Dituding gelapkan pajak, Adaro Energy (ADRO) belum akan dipanggil BEI

10 July 2019

Kontan, Rabu, 10 Juli 2019 / 13:33 WIB

KONTAN.CO.ID – JAKARTA. Bursa Efek Indonesia (BEI) mengaku belum akan memanggil PT Adaro Energy Tbk (ADRO) terkait dengan tudingan penggelapan pajak.

Direktur Penilaian Perusahaan BEI I Gede Nyoman Yetna mengatakan, pihaknya masih akan menunggu terlebih dahulu klarifikasi dari emiten batu bara tersebut. “Untuk saat ini yang paling berhak memberikan penjelasan adalah direksi perusahaan. Jadi kami juga sedang tunggu bagaimana penjelasan dari mereka,” kata Nyoman, Rabu (10/7). Nyoman menyebut selama ini pihaknya terus melakukan monitoring baik terhadap perusahaan maupun pemberitaan yang ada di media massa.

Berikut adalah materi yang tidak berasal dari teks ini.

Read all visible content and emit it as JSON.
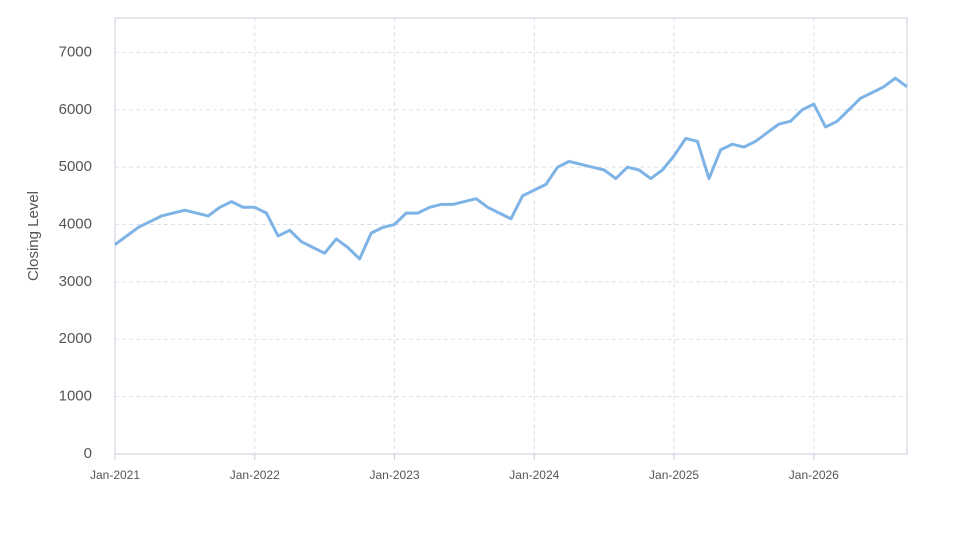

Hingga saat ini ADRO belum memberikan keterangan lebih lanjut. Terakhir, sebagaimana dilansir pada situs keterbukaan informasi, ADRO membantah hal tersebut.

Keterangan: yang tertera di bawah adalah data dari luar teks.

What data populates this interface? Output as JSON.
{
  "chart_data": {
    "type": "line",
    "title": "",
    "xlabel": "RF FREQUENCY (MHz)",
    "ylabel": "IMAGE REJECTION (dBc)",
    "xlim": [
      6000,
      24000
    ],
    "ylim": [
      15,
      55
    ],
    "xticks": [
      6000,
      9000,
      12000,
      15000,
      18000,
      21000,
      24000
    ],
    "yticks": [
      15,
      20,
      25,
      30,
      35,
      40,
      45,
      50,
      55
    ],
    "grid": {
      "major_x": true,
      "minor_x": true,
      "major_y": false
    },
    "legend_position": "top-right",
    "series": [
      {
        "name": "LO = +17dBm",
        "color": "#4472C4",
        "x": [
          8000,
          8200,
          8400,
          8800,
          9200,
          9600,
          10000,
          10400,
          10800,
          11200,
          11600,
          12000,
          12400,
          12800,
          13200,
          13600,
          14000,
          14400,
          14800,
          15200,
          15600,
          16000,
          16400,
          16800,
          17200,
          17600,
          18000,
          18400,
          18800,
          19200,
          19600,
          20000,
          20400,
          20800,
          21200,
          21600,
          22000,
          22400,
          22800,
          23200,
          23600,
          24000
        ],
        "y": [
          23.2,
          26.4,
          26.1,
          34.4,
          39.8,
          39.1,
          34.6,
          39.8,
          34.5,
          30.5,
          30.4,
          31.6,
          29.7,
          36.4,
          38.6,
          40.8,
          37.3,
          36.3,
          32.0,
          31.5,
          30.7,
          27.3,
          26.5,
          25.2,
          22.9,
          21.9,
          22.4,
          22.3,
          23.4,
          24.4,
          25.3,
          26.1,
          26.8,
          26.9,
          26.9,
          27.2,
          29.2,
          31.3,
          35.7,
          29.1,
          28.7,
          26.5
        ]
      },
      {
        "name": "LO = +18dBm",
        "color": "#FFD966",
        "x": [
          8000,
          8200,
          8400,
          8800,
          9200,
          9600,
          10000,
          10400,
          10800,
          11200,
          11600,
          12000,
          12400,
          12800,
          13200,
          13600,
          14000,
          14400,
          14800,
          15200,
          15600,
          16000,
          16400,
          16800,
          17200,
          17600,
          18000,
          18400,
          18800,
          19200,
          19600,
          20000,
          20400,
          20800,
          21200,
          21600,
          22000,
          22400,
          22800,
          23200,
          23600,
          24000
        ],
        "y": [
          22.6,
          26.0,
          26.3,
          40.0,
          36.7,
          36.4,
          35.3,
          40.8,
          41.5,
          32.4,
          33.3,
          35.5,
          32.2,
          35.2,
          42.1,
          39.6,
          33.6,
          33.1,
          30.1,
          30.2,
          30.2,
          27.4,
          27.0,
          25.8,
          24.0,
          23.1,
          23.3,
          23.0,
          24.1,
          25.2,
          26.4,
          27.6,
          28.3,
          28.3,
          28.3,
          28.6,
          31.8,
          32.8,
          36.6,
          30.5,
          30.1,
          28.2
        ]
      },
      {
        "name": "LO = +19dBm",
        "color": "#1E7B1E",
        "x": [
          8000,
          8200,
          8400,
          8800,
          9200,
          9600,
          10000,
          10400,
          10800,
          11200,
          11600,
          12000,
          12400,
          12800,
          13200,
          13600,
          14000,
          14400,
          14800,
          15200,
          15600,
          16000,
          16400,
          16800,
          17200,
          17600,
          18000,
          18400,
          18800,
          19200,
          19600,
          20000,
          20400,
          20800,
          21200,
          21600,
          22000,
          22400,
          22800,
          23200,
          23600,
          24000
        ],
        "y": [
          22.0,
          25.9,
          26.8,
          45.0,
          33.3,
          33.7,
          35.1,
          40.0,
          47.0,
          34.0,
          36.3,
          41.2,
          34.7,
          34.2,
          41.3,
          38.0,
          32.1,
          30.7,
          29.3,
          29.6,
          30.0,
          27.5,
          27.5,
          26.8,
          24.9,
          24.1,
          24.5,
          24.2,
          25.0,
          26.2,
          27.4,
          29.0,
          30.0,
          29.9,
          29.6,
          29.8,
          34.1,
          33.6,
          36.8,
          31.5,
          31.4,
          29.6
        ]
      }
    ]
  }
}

“Adaro berkomitmen untuk berkontribusi bagi pembangunan dan kemajuan ekonomi Indonesia melalui pembayaran pajak dan royalti. Tahun 2018, ADRO telah memberikan kontribusi kepada negara senilai total US$ 721 juta,” tulis Sekretaris Perusahaan ADRO Mahardika Putranto dalam keterangan tersebut, Kamis (4/7).

Sebelumnya, perusahaan yang dipimpin oleh Garibaldi Thohir, yang juga menjabat sebagai komisaris BEI, dituding oleh lembaga non-profit internasional Global Witness menggelapkan pajak selama periode 2009 hingga tahun 2017. Dalam kurun waktu tersebut, ADRO dituduh membayar pajak US$ 125 juta lebih rendah kepada pemerintah Indonesia.

Melalui entitas anak perusahaannya di Singapura yaitu Coaltrade Services International, ADRO memindahkan sejumlah besar uangnya melalui suaka pajak. “Dalam periode tersebut, pemerintah Indonesia rugi hampir US$ 14 juta setiap tahunnya,” kata Stuart McWilliam, Campaign Leader Global Witness dalam keterangan resminya, Kamis (7/4)

Temuan itu didapatkan Global Witness setelah menginvestigasi laporan keuangan Coaltrade. Mereka menemukan, bahwa nilai total komisi penjualan yang diterima Coaltrade untuk transaksi di setiap negara dengan tingkat pajak rendah seperti Singapura, telah meningkat. “Dari rata-rata tahunan US$ 4 juta sebelum 2009, meningkat menjadi 55 juta dolar AS dari tahun 2009 sampai 2017,” terang Stuart.